TC: also JN seems to want to filter not FIBO but data described with reference to FIBO. MG agree, but he is also looking to isolate to a sub set first. JN Yes to both. When we take FIBO and put in a triple store there are a lot of things we don't care about. Rather than create a TS with info we don't need, get it into a format that we can use. JN: For example Swaps without everything else, Futures without everything else. Leave out the ancillary stuff we don't need.
Jeff Braswell: wouldn't you (structurally) need all things referenced by a given node, even if you are extracting datasets ? MB seems like 2 things: what the Tree Shaker does PLUS including ontologies that contain classes and properties that are subClassOf or subPropertyOf the ones at the start point. Jeff Braswell: when/where would you impose "off-page/off-graph" connectors or references to more static data, for example? Jeff Braswell: if one did not include all referenced sub-classes
DA summarizes: the issue is knowing what is needed as a start point, with the Tree Shaker plus something more sophisticated. So we end the meeting with agreement on the question but not the answers.
DA we have not looked at the output of the Tree Shaker in today's discussion. Additional stuff is the shapes to be specified for different context users.

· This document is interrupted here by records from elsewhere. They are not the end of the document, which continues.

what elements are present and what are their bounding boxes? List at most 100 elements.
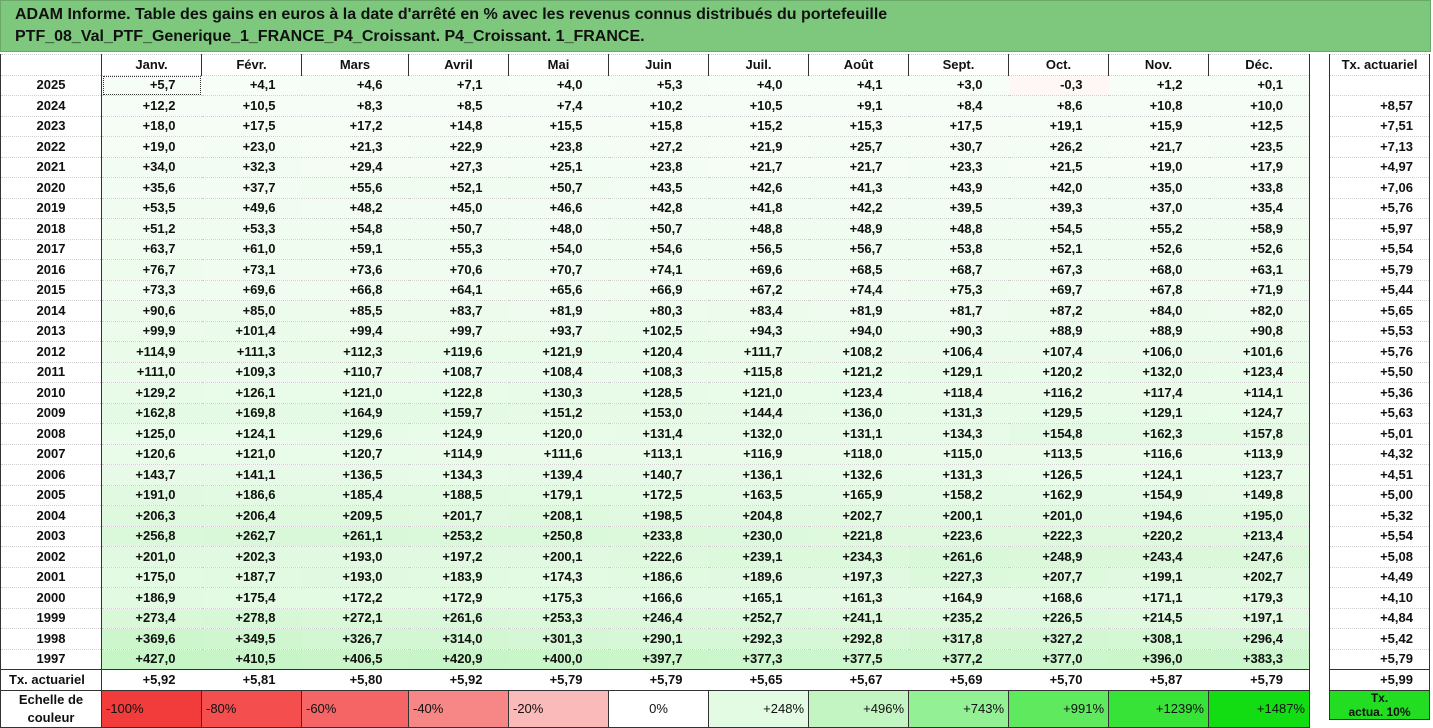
rate-cell: +5,50	[1329, 361, 1430, 383]
color-scale-swatch: -80%	[201, 689, 302, 728]
value-cell: +19,0	[1108, 156, 1209, 178]
value-cell: +377,3	[708, 648, 809, 670]
value-cell: +377,2	[908, 648, 1009, 670]
value-cell: +21,3	[301, 136, 409, 158]
overall-rate-cell: +5,99	[1329, 669, 1430, 691]
actuarial-rate-cell: +5,92	[408, 669, 509, 691]
value-cell: +67,2	[708, 279, 809, 301]
value-cell: +175,0	[101, 566, 202, 588]
value-cell: +102,5	[608, 320, 709, 342]
value-cell: +10,8	[1108, 95, 1209, 117]
rate-row	[1329, 74, 1430, 96]
rate-row: +5,76	[1329, 197, 1430, 219]
value-cell: +171,1	[1108, 587, 1209, 609]
value-cell: +189,6	[708, 566, 809, 588]
value-cell: +134,3	[408, 464, 509, 486]
value-cell: +109,3	[201, 361, 302, 383]
value-cell: +214,5	[1108, 607, 1209, 629]
value-cell: +27,2	[608, 136, 709, 158]
rate-header-row: Tx. actuariel	[1329, 54, 1430, 76]
rate-column-header: Tx. actuariel	[1329, 54, 1430, 76]
value-cell: +35,4	[1208, 197, 1310, 219]
value-cell: +116,9	[708, 443, 809, 465]
value-cell: +5,7	[101, 74, 202, 96]
value-cell: +129,5	[1008, 402, 1109, 424]
value-cell: +128,5	[608, 382, 709, 404]
value-cell: +94,0	[808, 320, 909, 342]
value-cell: +292,8	[808, 628, 909, 650]
value-cell: +107,4	[1008, 341, 1109, 363]
value-cell: +110,7	[301, 361, 409, 383]
value-cell: +326,7	[301, 628, 409, 650]
value-cell: +420,9	[408, 648, 509, 670]
value-cell: +115,0	[908, 443, 1009, 465]
value-cell: +134,3	[908, 423, 1009, 445]
rate-row: +5,54	[1329, 525, 1430, 547]
value-cell: +68,5	[808, 259, 909, 281]
value-cell: +140,7	[608, 464, 709, 486]
rate-row: +5,36	[1329, 382, 1430, 404]
value-cell: +17,2	[301, 115, 409, 137]
value-cell: +125,0	[101, 423, 202, 445]
rate-cell: +7,13	[1329, 136, 1430, 158]
value-cell: +261,6	[408, 607, 509, 629]
rate-cell: +5,63	[1329, 402, 1430, 424]
value-cell: +126,5	[1008, 464, 1109, 486]
rate-row: +4,10	[1329, 587, 1430, 609]
table-row: 2002 +201,0 +202,3 +193,0 +197,2 +200,1 +222,6…	[0, 546, 1310, 568]
value-cell: +88,9	[1108, 320, 1209, 342]
value-cell: +68,0	[1108, 259, 1209, 281]
rate-row: +5,76	[1329, 341, 1430, 363]
value-cell: +213,4	[1208, 525, 1310, 547]
value-cell: +111,7	[708, 341, 809, 363]
value-cell: +179,1	[508, 484, 609, 506]
value-cell: +164,9	[301, 402, 409, 424]
value-cell: +248,9	[1008, 546, 1109, 568]
value-cell: +174,3	[508, 566, 609, 588]
value-cell: +21,5	[1008, 156, 1109, 178]
actuarial-rate-cell: +5,67	[808, 669, 909, 691]
value-cell: +83,7	[408, 300, 509, 322]
color-scale-swatch: +743%	[908, 689, 1009, 728]
value-cell: +129,6	[301, 423, 409, 445]
value-cell: +55,3	[408, 238, 509, 260]
value-cell: +162,8	[101, 402, 202, 424]
color-scale-swatch: -100%	[101, 689, 202, 728]
year-cell: 2002	[0, 546, 102, 568]
value-cell: +10,5	[201, 95, 302, 117]
value-cell: +81,9	[808, 300, 909, 322]
value-cell: +141,1	[201, 464, 302, 486]
value-cell: +43,5	[608, 177, 709, 199]
value-cell: +246,4	[608, 607, 709, 629]
value-cell: +99,9	[101, 320, 202, 342]
value-cell: +114,1	[1208, 382, 1310, 404]
table-row: 2004 +206,3 +206,4 +209,5 +201,7 +208,1 +198,5…	[0, 505, 1310, 527]
rate-row: +5,32	[1329, 505, 1430, 527]
value-cell: +201,0	[1008, 505, 1109, 527]
value-cell: +172,2	[301, 587, 409, 609]
value-cell: +4,0	[708, 74, 809, 96]
value-cell: +48,8	[908, 218, 1009, 240]
value-cell: +116,6	[1108, 443, 1209, 465]
value-cell: +233,8	[608, 525, 709, 547]
rate-cell: +5,53	[1329, 320, 1430, 342]
value-cell: +19,0	[101, 136, 202, 158]
value-cell: +222,6	[608, 546, 709, 568]
color-scale-swatch: +1239%	[1108, 689, 1209, 728]
value-cell: +111,0	[101, 361, 202, 383]
actuarial-rate-cell: +5,79	[1208, 669, 1310, 691]
month-header: Juin	[608, 54, 709, 76]
rate-cell: +8,57	[1329, 95, 1430, 117]
year-cell: 2001	[0, 566, 102, 588]
color-scale-row: Echelle de couleur -100% -80% -60% -40% -20% 0%…	[0, 689, 1310, 728]
value-cell: +172,9	[408, 587, 509, 609]
rate-cell: +5,97	[1329, 218, 1430, 240]
value-cell: +132,0	[1108, 361, 1209, 383]
value-cell: +76,7	[101, 259, 202, 281]
year-cell: 2023	[0, 115, 102, 137]
actuarial-rate-cell: +5,69	[908, 669, 1009, 691]
year-cell: 2022	[0, 136, 102, 158]
value-cell: +87,2	[1008, 300, 1109, 322]
value-cell: +99,7	[408, 320, 509, 342]
value-cell: +206,4	[201, 505, 302, 527]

But start with the dependencies. As we have done with the Data Dictionary. But the DDs only go a couple of levels deep, which is not very satisfying. How do we find the sub set of things JN is interested in.

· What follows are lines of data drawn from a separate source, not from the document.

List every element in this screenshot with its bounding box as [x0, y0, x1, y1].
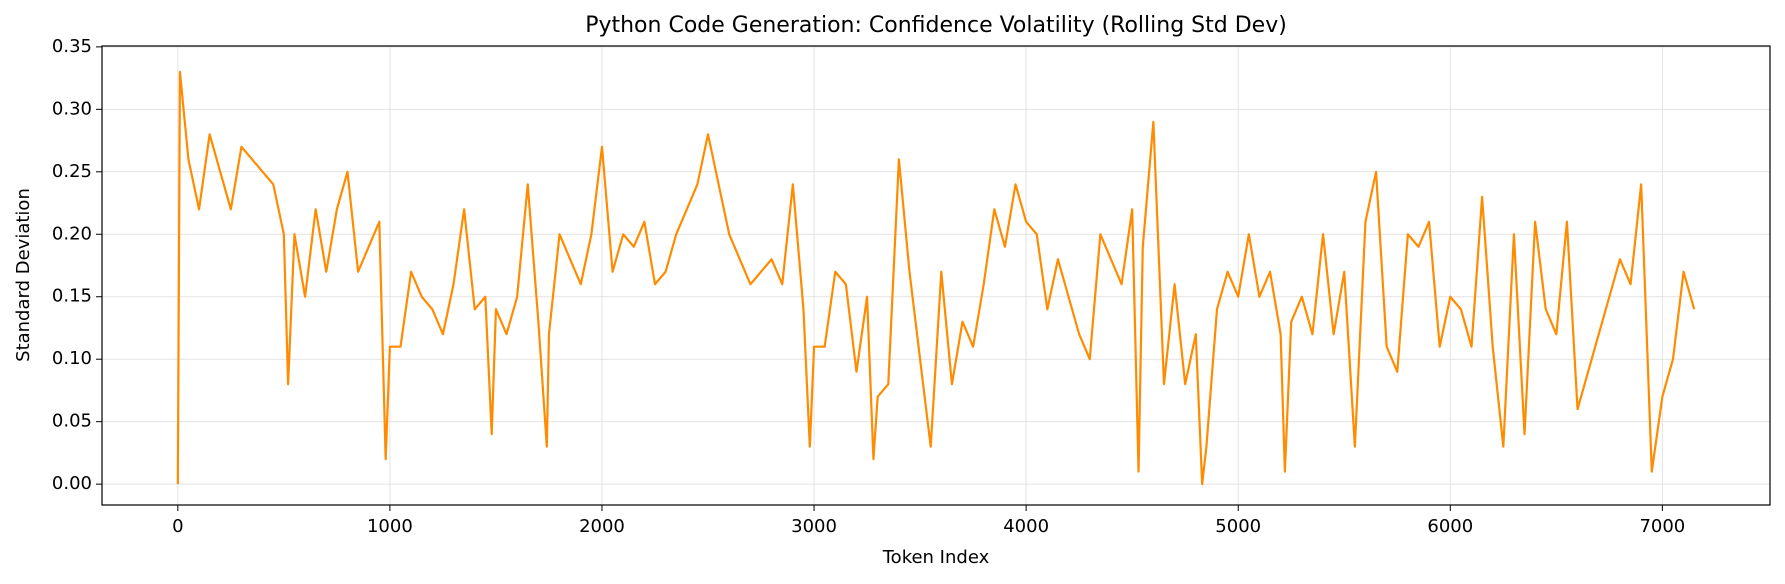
x-tick-label: 7000 [1639, 516, 1685, 537]
x-axis-label: Token Index [882, 547, 990, 568]
y-tick-label: 0.10 [52, 348, 92, 369]
x-tick-label: 3000 [791, 516, 837, 537]
x-tick-label: 1000 [367, 516, 413, 537]
y-tick-label: 0.25 [52, 161, 92, 182]
y-tick-label: 0.05 [52, 411, 92, 432]
plot-frame [101, 45, 1771, 506]
chart-title: Python Code Generation: Confidence Volat… [585, 13, 1287, 38]
y-tick-label: 0.20 [52, 223, 92, 244]
x-tick-label: 0 [172, 516, 183, 537]
x-tick-label: 2000 [579, 516, 625, 537]
data-line [176, 70, 1696, 486]
y-tick-label: 0.35 [52, 36, 92, 57]
y-tick-label: 0.30 [52, 98, 92, 119]
x-tick-label: 4000 [1003, 516, 1049, 537]
y-tick-label: 0.00 [52, 473, 92, 494]
y-axis-label: Standard Deviation [13, 188, 34, 362]
x-tick-label: 5000 [1215, 516, 1261, 537]
x-tick-label: 6000 [1427, 516, 1473, 537]
y-tick-label: 0.15 [52, 286, 92, 307]
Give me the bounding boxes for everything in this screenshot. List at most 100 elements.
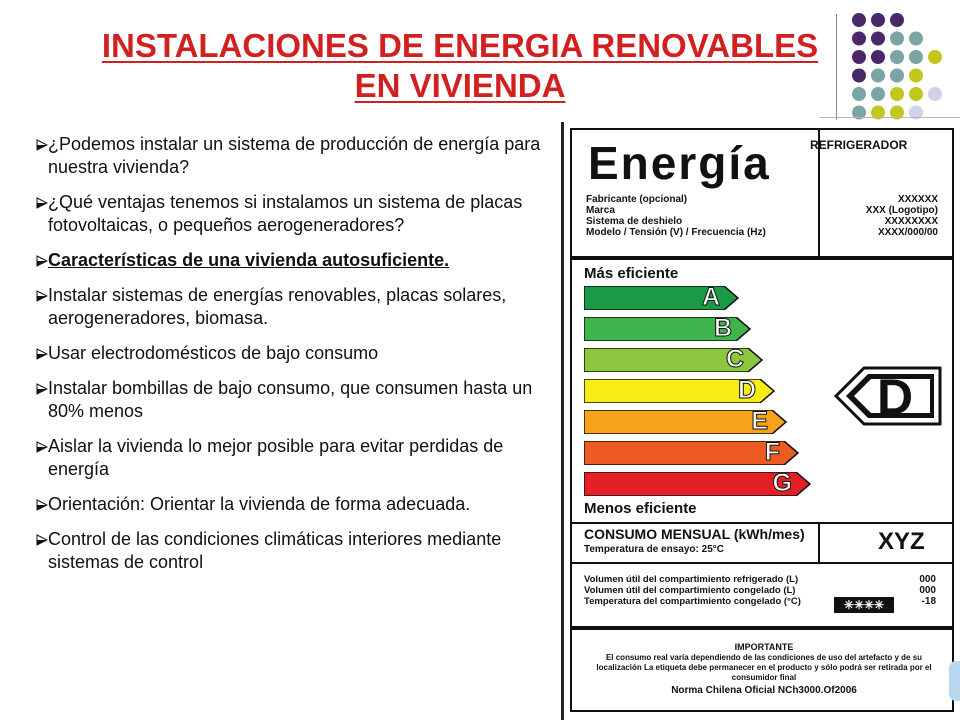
bullet-item: Características de una vivienda autosufi… — [36, 249, 566, 272]
efficiency-bar-g: G — [584, 469, 812, 498]
volume-label: Volumen útil del compartimiento congelad… — [584, 585, 796, 596]
decor-dot — [871, 31, 885, 46]
label-field-values: XXXXXX XXX (Logotipo) XXXXXXXX XXXX/000/… — [866, 194, 938, 238]
slide-title: INSTALACIONES DE ENERGIA RENOVABLES EN V… — [40, 26, 880, 106]
label-brand: Energía — [588, 137, 771, 189]
bar-shape — [584, 441, 800, 465]
decor-horizontal-line — [820, 117, 960, 118]
decor-dot — [928, 87, 942, 101]
decor-dot — [871, 105, 885, 120]
corner-decoration — [949, 661, 960, 701]
bar-letter: A — [701, 283, 720, 312]
header-divider — [818, 130, 820, 256]
label-field: Sistema de deshielo — [586, 216, 683, 227]
consumption-divider — [818, 524, 820, 564]
consumption-value: XYZ — [878, 528, 925, 555]
bullet-item: Instalar sistemas de energías renovables… — [36, 284, 566, 330]
decor-dot — [890, 50, 904, 64]
consumption-temperature: Temperatura de ensayo: 25°C — [584, 544, 724, 555]
label-field: Modelo / Tensión (V) / Frecuencia (Hz) — [586, 227, 766, 238]
decor-dot — [928, 50, 942, 64]
triangle-arrow-icon — [36, 441, 48, 453]
bullet-text: Aislar la vivienda lo mejor posible para… — [48, 436, 504, 479]
efficiency-bar-b: B — [584, 314, 752, 343]
bar-shape — [584, 410, 788, 434]
bullet-list: ¿Podemos instalar un sistema de producci… — [36, 133, 566, 586]
label-field-value: XXXX/000/00 — [877, 227, 938, 238]
efficiency-bar-a: A — [584, 283, 740, 312]
label-field: Marca — [586, 205, 615, 216]
decor-dot — [871, 50, 885, 64]
bullet-text: Instalar bombillas de bajo consumo, que … — [48, 378, 533, 421]
bar-shape — [584, 348, 764, 372]
label-volume-panel — [570, 562, 954, 628]
decor-dot — [871, 13, 885, 27]
triangle-arrow-icon — [36, 348, 48, 360]
label-header-panel: Energía Fabricante (opcional) Marca Sist… — [570, 128, 954, 258]
triangle-arrow-icon — [36, 534, 48, 546]
decor-dot — [890, 68, 904, 83]
decor-dot — [852, 31, 866, 46]
label-important-panel — [570, 628, 954, 712]
volume-label: Temperatura del compartimiento congelado… — [584, 596, 801, 607]
decor-dot — [890, 31, 904, 46]
bullet-text: Control de las condiciones climáticas in… — [48, 529, 502, 572]
decor-dot — [852, 50, 866, 64]
bullet-item: ¿Qué ventajas tenemos si instalamos un s… — [36, 191, 566, 237]
decor-dot — [852, 68, 866, 83]
less-efficient-label: Menos eficiente — [584, 500, 697, 517]
label-field-list: Fabricante (opcional) Marca Sistema de d… — [586, 194, 766, 238]
decor-vertical-line — [836, 14, 837, 120]
triangle-arrow-icon — [36, 383, 48, 395]
volume-values: 000 000 -18 — [919, 574, 936, 607]
bar-letter: E — [751, 407, 769, 436]
decor-dot — [909, 68, 923, 83]
bullet-text: ¿Podemos instalar un sistema de producci… — [48, 134, 541, 177]
bullet-text: Orientación: Orientar la vivienda de for… — [48, 494, 471, 514]
label-field-value: XXX (Logotipo) — [865, 205, 938, 216]
decor-dot — [909, 87, 923, 101]
bullet-item: Instalar bombillas de bajo consumo, que … — [36, 377, 566, 423]
decor-dot — [852, 87, 866, 101]
decor-dot — [852, 105, 866, 120]
triangle-arrow-icon — [36, 139, 48, 151]
volume-value: -18 — [921, 596, 936, 607]
efficiency-bar-c: C — [584, 345, 764, 374]
triangle-arrow-icon — [36, 290, 48, 302]
title-line-1: INSTALACIONES DE ENERGIA RENOVABLES — [101, 27, 819, 64]
bullet-text: Características de una vivienda autosufi… — [48, 250, 450, 270]
label-appliance: REFRIGERADOR — [810, 138, 908, 152]
triangle-arrow-icon — [36, 255, 48, 267]
bar-letter: B — [713, 314, 732, 343]
bar-shape — [584, 317, 752, 341]
efficiency-bar-f: F — [584, 438, 800, 467]
bar-letter: D — [737, 376, 756, 405]
decor-dot — [890, 87, 904, 101]
more-efficient-label: Más eficiente — [584, 265, 679, 282]
important-title: IMPORTANTE — [734, 642, 794, 652]
freezer-stars: ✳✳✳✳ — [834, 597, 894, 613]
decor-dot — [871, 87, 885, 101]
bar-shape — [584, 472, 812, 496]
bullet-text: Usar electrodomésticos de bajo consumo — [48, 343, 379, 363]
rating-arrow-icon — [834, 366, 942, 426]
volume-label: Volumen útil del compartimiento refriger… — [584, 574, 799, 585]
consumption-title: CONSUMO MENSUAL (kWh/mes) — [584, 526, 805, 542]
decor-dot — [909, 31, 923, 46]
decor-dot — [909, 50, 923, 64]
decor-dot — [871, 68, 885, 83]
label-field: Fabricante (opcional) — [586, 194, 688, 205]
bullet-text: Instalar sistemas de energías renovables… — [48, 285, 507, 328]
triangle-arrow-icon — [36, 197, 48, 209]
bar-letter: G — [772, 469, 792, 498]
decor-dot — [852, 13, 866, 27]
rating-letter: D — [877, 369, 914, 425]
bar-shape — [584, 286, 740, 310]
volume-value: 000 — [919, 585, 936, 596]
volume-value: 000 — [919, 574, 936, 585]
label-field-value: XXXXXXXX — [884, 216, 938, 227]
bar-letter: F — [764, 438, 780, 467]
volume-list: Volumen útil del compartimiento refriger… — [584, 574, 801, 607]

JN: What would be neat is if w said 'Here is FIBO for just Swaps'. This is important because we can create a triple store for that. JN: Also be able to combine e.g. FIBO-for-Swaps plus FIBO-for-Futures. Jeff Braswell: if you extracting a dataset in the form of, say, a CSV for import into another database, you don't need all of the ontology class references, but if you are loading into a smaller triple store, you would
JN: We are just starting off. If you give us an ontology for just Swaps we can get up and running. When you give us all of FIBO it is too much for us to figure out for ourselves what we need for Swaps, what we need for Futures etc.
Jeff Braswell: there is a distinction between selecting a subset of metadata (graph structures) versus a subset of data instances
TC: We need to go into this more. Not the same as creating a relational database from a schema. Need to talk more to isolate what is good or bad here.
JN: difference between selecting a sub set of the graph and selecting a sub set of the data. If you will import into another ontology you need all the references to not break the ontology, without needing the data. Jeff Braswell: a data vector, not a sub-graph
EK: Another possibility is closer to what we did with the mapping: here are the mappings that represent a minimal set of concepts needed to produce a given report. Then use the Tree Shaker to winnow out those things that are not in those mappings. DA: then we can take what MG was saying about context-specific views; these take a lot to specify, but in the mapping, you are already doing a lot of that work, e.g. you start from what is needed for a given report. So already specified what parts of FIBO you need. But you can't include only that, since you need to know what parts of FIBO you need. That uses the Tree Shaker.
Jeff Braswell: intersection of desired elements with graph dependencies. EK: Can use the mapping to feed the Tree Shaker. EK working to update the mappings, which were getting out of date. DA: Wells Fargo project has a more systematic way of specifying these based on an entire workflow. EK: Yes, we should be using that in FIBO from now on.
ACTION: EK and DA: Show the WF mapping process if that is allowed.
DWiz: At this point Deans hotspot failed as he was coming to some conclusions. Clearly this topic is not over for us.
ACTION: DWiz Put the Tree Shaker on the FPT agenda.